For some time now, a parameter has been added to our management that has not been given too much attention, which has been called Corporate Social Responsibility (CSR), as a vital element in the definition of the mission, vision, values and objectives of the companies, and as an essential issue related with the management of the company.
Due to the vertiginous advance that the economy and the industrialization have experienced since the Second Industrial Revolution, and, especially during the Cold War period and later (since the end of the 20th century to the present) all the effort has been put into productivity , the efficiency of the processes and in a competitiveness to achieve the result without paying attention to the collateral effects that it had.
The different legislations, logically always went a step behind since it is impossible to propose a correction to an event that has not occurred, and, moreover, there was not enough experience to be able to anticipate it, with which, the present was regulated, with all consequences of the past already done, and with the uncertainty of unpredictable future damages.
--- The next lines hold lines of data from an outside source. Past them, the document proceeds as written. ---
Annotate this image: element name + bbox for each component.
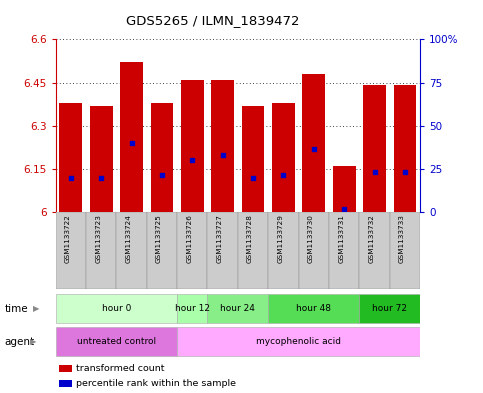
Bar [59, 103, 82, 212]
Bar [181, 80, 204, 212]
Text: hour 24: hour 24 [220, 304, 256, 313]
Bar [86, 212, 116, 289]
Text: ▶: ▶ [33, 304, 39, 313]
Bar [56, 327, 177, 356]
Bar [208, 212, 238, 289]
Text: hour 72: hour 72 [372, 304, 407, 313]
Text: GSM1133723: GSM1133723 [95, 215, 101, 263]
Bar [268, 294, 359, 323]
Bar [56, 212, 86, 289]
Bar [298, 212, 329, 289]
Text: ▶: ▶ [30, 337, 36, 346]
Text: mycophenolic acid: mycophenolic acid [256, 337, 341, 346]
Bar [302, 74, 325, 212]
Bar [359, 294, 420, 323]
Text: GSM1133727: GSM1133727 [217, 215, 223, 263]
Text: time: time [5, 303, 28, 314]
Text: hour 12: hour 12 [175, 304, 210, 313]
Bar [177, 327, 420, 356]
Text: GSM1133722: GSM1133722 [65, 215, 71, 263]
Bar [151, 103, 173, 212]
Text: agent: agent [5, 336, 35, 347]
Text: GSM1133733: GSM1133733 [399, 215, 405, 263]
Text: GSM1133724: GSM1133724 [126, 215, 131, 263]
Bar [59, 380, 72, 387]
Bar [268, 212, 298, 289]
Bar [177, 294, 208, 323]
Bar [177, 212, 208, 289]
Text: hour 48: hour 48 [297, 304, 331, 313]
Bar [147, 212, 177, 289]
Text: untreated control: untreated control [77, 337, 156, 346]
Bar [359, 212, 390, 289]
Bar [59, 365, 72, 372]
Text: GSM1133730: GSM1133730 [308, 215, 314, 263]
Bar [120, 62, 143, 212]
Text: GSM1133732: GSM1133732 [369, 215, 375, 263]
Text: GSM1133728: GSM1133728 [247, 215, 253, 263]
Bar [238, 212, 268, 289]
Text: transformed count: transformed count [76, 364, 164, 373]
Bar [272, 103, 295, 212]
Text: percentile rank within the sample: percentile rank within the sample [76, 379, 236, 388]
Bar [329, 212, 359, 289]
Text: GDS5265 / ILMN_1839472: GDS5265 / ILMN_1839472 [126, 14, 299, 27]
Bar [390, 212, 420, 289]
Bar [208, 294, 268, 323]
Text: GSM1133729: GSM1133729 [277, 215, 284, 263]
Text: hour 0: hour 0 [101, 304, 131, 313]
Bar [363, 85, 386, 212]
Text: GSM1133726: GSM1133726 [186, 215, 192, 263]
Bar [56, 294, 177, 323]
Bar [90, 106, 113, 212]
Bar [211, 80, 234, 212]
Bar [394, 85, 416, 212]
Bar [242, 106, 265, 212]
Text: GSM1133731: GSM1133731 [338, 215, 344, 263]
Text: GSM1133725: GSM1133725 [156, 215, 162, 263]
Bar [116, 212, 147, 289]
Bar [333, 166, 355, 212]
What is Corporate Social Responsibility?
According to the Observatory of Corporate Social Responsibility, it is defined as “a way of managing companies based on the management of the impacts that their activity generates on their customers, employees, shareholders, local communities, the environment and society in general.”
This definition, although it is brief and concise, explains crystal clear that CSR is something that goes beyond environmental or eco-friendly concepts, to be a fundamental part in the DNA of companies, something that has to soak up the identity and the personality of the organizations, that all the staff must know, assume and apply, and that the entity must communicate so that it is a valuable element for which our customers, suppliers, and everyone who wants to can evaluate and qualify us.
Corporate Social Responsibility is everyone’s business
This issue of Corporate Social Responsibility is not exclusive of large corporations or those listed on the stock market; it is something that must be incorporated whatever the size of our company or business, because, otherwise, we will lose adaptability and competitive position and our results will reflect that disadvantage.
The day to day has taken us to assume communications, internet, new technologies, etc. as something that defines whether we are inside or outside the market and the current environment, and Corporate Social Responsibility will not be less.
Today I still find myself with managers and CEOs who give less importance to this issue, without being aware of the consequences that this will bring, and there is something worse, and that is, since it is a “silent” issue since it does not uncover any negative parameter or ratio in the financial statements, when the symptoms appear, it may be too late to implement the necessary solutions.
Transparency and communication in corporate social responsibility
Fortunately, more and more companies publish their CSR report or some similar denomination in which they show and demonstrate the actions they carry out, the results obtained and the commitments they assume in the short, medium and long term, thereby facilitating a tangible tool by which to value them and know what we can expect from them.
It is everyone’s responsibility to contribute to society actions of improvement and commitment, and be willing to be audited for it, which will result in greater sustainability of our organizations and an improved legacy for future generations.